As Johnson & Johnson (NYSE:JNJ) has experienced dropping sentiment from the smart money’s best and brightest, it’s easy to see that there were a few hedge funds that slashed their full holdings in Q1. Intriguingly, Bill Miller’s Legg Mason Capital Management cut the biggest investment of the 450+ funds we watch, valued at close to $111.6 million in stock, and John Overdeck and David Siegel of Two Sigma Advisors was right behind this move, as the fund dumped about $35.3 million worth. These moves are important to note, as aggregate hedge fund interest was cut by 1 funds in Q1.
What have insiders been doing with Johnson & Johnson (NYSE:JNJ)?

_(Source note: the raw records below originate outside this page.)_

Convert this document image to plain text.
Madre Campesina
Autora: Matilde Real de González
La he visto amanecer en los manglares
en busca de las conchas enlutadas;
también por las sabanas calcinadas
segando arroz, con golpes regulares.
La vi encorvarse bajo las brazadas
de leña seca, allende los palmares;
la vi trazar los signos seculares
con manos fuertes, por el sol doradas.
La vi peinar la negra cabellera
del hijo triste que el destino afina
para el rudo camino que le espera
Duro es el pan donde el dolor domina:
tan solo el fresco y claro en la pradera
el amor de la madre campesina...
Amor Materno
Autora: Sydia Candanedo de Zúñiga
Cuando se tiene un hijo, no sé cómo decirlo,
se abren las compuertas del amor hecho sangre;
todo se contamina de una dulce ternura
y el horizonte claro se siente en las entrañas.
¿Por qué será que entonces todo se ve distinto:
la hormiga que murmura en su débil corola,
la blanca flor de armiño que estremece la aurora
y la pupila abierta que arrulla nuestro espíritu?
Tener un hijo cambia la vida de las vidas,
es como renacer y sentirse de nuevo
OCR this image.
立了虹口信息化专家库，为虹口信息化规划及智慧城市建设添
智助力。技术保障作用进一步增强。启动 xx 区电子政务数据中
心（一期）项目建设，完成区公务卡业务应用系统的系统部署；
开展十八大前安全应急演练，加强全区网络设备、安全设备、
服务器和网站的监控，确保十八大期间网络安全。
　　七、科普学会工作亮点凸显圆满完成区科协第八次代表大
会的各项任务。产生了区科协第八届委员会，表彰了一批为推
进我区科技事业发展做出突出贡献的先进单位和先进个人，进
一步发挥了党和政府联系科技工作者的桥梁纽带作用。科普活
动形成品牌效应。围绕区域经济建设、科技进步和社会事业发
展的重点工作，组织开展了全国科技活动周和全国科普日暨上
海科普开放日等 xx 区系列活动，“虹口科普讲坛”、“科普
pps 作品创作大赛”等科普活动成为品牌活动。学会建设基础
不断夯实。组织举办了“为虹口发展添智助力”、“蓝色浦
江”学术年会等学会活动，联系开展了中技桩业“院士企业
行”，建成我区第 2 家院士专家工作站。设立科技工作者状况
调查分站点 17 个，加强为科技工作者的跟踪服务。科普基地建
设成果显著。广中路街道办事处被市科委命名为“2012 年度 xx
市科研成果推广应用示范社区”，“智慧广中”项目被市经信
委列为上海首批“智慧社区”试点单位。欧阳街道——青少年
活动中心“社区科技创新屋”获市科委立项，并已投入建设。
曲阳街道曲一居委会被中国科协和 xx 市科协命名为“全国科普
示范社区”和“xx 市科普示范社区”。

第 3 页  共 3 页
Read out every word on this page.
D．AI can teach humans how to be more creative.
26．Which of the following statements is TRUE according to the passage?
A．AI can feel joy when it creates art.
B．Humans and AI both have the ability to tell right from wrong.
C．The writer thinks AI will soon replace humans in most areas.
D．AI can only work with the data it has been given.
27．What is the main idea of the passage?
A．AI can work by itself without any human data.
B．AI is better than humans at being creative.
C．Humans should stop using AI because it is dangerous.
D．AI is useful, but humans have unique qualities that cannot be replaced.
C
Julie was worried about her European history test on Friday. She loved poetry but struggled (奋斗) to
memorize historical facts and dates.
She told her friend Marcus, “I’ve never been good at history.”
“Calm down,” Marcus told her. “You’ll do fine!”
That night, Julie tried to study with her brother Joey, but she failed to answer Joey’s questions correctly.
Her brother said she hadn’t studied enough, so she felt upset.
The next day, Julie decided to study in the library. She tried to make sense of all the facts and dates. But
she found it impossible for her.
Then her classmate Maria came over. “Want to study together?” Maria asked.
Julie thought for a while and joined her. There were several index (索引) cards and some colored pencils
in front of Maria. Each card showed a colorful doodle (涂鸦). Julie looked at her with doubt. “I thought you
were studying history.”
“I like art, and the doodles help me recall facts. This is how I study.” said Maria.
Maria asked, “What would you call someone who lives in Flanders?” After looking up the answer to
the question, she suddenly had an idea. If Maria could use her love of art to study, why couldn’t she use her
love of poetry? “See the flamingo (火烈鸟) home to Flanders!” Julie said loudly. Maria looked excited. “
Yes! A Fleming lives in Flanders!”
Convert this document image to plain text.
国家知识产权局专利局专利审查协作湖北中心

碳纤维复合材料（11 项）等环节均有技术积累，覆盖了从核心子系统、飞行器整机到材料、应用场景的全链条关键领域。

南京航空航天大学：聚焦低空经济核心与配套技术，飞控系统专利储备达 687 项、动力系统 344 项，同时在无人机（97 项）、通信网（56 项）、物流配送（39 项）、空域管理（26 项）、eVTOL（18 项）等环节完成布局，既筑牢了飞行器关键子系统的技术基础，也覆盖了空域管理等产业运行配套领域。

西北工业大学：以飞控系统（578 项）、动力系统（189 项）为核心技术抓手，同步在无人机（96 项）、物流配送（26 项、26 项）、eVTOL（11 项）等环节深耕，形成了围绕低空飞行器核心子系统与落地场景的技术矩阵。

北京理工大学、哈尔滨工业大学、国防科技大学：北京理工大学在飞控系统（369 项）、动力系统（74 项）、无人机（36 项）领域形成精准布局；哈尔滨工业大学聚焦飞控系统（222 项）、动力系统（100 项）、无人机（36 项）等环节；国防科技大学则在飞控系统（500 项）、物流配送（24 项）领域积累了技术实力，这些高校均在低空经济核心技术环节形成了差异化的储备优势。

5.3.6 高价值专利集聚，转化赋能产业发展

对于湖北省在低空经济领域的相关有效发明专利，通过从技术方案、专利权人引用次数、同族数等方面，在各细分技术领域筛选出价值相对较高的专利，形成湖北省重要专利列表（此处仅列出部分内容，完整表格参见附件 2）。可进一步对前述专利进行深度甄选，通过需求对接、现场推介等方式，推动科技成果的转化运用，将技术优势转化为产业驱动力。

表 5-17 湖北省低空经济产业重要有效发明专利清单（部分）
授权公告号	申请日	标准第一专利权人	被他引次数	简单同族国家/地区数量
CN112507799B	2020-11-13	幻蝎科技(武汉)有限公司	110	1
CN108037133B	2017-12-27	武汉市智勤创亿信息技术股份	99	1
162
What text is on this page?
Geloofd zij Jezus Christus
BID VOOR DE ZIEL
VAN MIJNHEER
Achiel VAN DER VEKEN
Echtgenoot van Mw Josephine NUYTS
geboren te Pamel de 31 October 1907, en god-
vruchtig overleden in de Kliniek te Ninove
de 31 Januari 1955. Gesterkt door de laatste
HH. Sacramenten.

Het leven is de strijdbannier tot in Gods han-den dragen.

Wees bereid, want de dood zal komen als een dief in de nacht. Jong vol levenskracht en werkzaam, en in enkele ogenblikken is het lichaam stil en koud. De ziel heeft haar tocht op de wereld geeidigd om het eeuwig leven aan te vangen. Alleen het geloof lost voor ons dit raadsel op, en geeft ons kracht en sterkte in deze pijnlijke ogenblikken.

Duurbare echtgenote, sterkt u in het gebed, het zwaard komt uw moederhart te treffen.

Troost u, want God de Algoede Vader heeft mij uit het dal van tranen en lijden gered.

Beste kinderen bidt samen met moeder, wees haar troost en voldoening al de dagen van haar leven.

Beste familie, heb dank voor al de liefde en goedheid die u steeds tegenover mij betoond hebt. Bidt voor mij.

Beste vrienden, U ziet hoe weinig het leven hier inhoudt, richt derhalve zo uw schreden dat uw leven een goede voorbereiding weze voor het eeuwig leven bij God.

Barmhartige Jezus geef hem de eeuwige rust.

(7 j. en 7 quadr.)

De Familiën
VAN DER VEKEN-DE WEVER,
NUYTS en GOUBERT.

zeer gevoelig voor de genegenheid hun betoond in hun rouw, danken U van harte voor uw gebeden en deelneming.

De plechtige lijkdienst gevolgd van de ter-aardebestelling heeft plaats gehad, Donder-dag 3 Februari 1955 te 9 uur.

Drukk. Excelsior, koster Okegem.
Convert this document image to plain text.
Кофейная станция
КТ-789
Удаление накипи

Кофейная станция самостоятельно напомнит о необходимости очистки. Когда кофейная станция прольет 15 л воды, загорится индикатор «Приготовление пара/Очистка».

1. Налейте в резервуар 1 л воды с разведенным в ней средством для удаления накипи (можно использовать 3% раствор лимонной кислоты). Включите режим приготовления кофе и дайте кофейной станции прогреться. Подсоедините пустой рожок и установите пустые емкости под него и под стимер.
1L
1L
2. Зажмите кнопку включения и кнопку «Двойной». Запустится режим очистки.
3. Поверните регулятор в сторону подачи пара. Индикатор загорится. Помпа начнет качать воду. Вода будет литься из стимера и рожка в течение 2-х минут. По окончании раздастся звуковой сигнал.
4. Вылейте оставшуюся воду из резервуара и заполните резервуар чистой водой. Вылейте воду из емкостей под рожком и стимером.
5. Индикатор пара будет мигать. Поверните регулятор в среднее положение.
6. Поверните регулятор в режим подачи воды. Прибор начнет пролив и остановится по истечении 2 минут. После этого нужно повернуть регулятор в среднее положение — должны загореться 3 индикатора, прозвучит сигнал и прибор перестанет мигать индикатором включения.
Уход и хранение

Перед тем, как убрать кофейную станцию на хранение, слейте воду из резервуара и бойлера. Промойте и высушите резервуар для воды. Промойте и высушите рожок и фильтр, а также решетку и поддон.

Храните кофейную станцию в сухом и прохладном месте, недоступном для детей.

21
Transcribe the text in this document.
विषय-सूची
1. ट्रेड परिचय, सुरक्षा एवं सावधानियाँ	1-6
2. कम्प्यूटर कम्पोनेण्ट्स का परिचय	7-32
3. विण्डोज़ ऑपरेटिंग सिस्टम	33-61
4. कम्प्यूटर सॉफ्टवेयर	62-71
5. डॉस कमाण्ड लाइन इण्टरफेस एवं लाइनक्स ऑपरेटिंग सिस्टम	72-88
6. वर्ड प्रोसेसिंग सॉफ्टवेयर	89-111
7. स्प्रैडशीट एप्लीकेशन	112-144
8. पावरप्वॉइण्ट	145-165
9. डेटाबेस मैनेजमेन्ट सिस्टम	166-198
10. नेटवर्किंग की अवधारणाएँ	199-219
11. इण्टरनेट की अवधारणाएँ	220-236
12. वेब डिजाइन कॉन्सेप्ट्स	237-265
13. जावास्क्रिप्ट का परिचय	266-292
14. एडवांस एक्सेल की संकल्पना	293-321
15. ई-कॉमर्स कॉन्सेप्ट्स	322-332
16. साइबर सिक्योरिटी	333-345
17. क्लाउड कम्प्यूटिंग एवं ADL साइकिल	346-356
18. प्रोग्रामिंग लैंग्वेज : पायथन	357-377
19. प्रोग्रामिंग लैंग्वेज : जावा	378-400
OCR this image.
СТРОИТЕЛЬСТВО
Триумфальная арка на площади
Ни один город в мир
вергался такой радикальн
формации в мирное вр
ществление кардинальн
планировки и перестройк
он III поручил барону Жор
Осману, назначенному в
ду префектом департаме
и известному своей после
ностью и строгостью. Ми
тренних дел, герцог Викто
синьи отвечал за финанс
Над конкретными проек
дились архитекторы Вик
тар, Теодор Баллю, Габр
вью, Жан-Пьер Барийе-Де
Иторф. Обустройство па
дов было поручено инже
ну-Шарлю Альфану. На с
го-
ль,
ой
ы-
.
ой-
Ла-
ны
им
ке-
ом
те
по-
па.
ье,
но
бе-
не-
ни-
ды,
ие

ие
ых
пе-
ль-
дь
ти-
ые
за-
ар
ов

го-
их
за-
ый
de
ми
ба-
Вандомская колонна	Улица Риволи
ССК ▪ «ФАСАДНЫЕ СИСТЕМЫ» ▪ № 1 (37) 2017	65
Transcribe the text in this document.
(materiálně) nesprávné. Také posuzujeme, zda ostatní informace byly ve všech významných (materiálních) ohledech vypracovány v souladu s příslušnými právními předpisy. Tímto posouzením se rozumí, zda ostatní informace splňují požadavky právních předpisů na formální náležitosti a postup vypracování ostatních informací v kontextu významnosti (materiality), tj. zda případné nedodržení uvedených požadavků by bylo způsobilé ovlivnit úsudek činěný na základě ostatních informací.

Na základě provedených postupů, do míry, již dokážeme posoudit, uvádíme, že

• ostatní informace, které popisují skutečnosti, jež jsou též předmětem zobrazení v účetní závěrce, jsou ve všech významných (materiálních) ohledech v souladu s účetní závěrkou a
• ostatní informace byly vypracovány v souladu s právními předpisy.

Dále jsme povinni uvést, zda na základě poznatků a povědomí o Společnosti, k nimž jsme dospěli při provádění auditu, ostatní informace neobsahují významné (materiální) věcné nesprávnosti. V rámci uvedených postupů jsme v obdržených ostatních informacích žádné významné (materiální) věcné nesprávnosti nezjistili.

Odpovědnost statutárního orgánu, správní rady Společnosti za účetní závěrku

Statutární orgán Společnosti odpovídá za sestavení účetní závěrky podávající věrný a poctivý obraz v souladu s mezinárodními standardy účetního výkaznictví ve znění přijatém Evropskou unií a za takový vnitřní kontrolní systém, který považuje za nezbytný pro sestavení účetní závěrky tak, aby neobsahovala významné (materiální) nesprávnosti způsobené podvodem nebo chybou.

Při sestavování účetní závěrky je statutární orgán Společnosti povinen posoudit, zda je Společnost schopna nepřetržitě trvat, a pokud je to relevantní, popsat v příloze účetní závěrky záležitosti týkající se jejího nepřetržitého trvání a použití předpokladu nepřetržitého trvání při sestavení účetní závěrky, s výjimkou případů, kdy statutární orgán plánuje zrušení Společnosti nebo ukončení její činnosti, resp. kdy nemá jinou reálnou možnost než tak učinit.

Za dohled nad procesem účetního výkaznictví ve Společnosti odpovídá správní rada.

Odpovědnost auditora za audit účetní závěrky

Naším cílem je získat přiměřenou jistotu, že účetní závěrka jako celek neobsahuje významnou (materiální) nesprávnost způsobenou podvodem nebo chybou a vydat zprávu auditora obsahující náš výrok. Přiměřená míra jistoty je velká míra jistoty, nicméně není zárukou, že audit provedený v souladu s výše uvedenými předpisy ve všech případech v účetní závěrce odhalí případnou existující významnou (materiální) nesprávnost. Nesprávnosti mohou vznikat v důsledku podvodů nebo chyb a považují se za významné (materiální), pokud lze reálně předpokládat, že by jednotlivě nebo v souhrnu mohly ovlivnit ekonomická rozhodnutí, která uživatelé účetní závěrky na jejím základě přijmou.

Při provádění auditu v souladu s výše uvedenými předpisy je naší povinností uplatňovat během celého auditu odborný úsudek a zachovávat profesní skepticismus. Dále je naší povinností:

Insider buying is particularly usable when the company we’re looking at has experienced transactions within the past six months. Over the latest six-month time frame, Johnson & Johnson (NYSE:JNJ) has seen zero unique insiders buying, and 5 insider sales (see the details of insider trades here).
We’ll also take a look at the relationship between both of these indicators in other stocks similar to Johnson & Johnson (NYSE:JNJ). These stocks are GlaxoSmithKline plc (ADR) (NYSE:GSK), Merck & Co., Inc. (NYSE:MRK), Sanofi SA (ADR) (NYSE:SNY), Novartis AG (ADR) (NYSE:NVS), and Pfizer Inc. (NYSE:PFE). This group of stocks are in the drug manufacturers – major industry and their market caps are similar to JNJ’s market cap.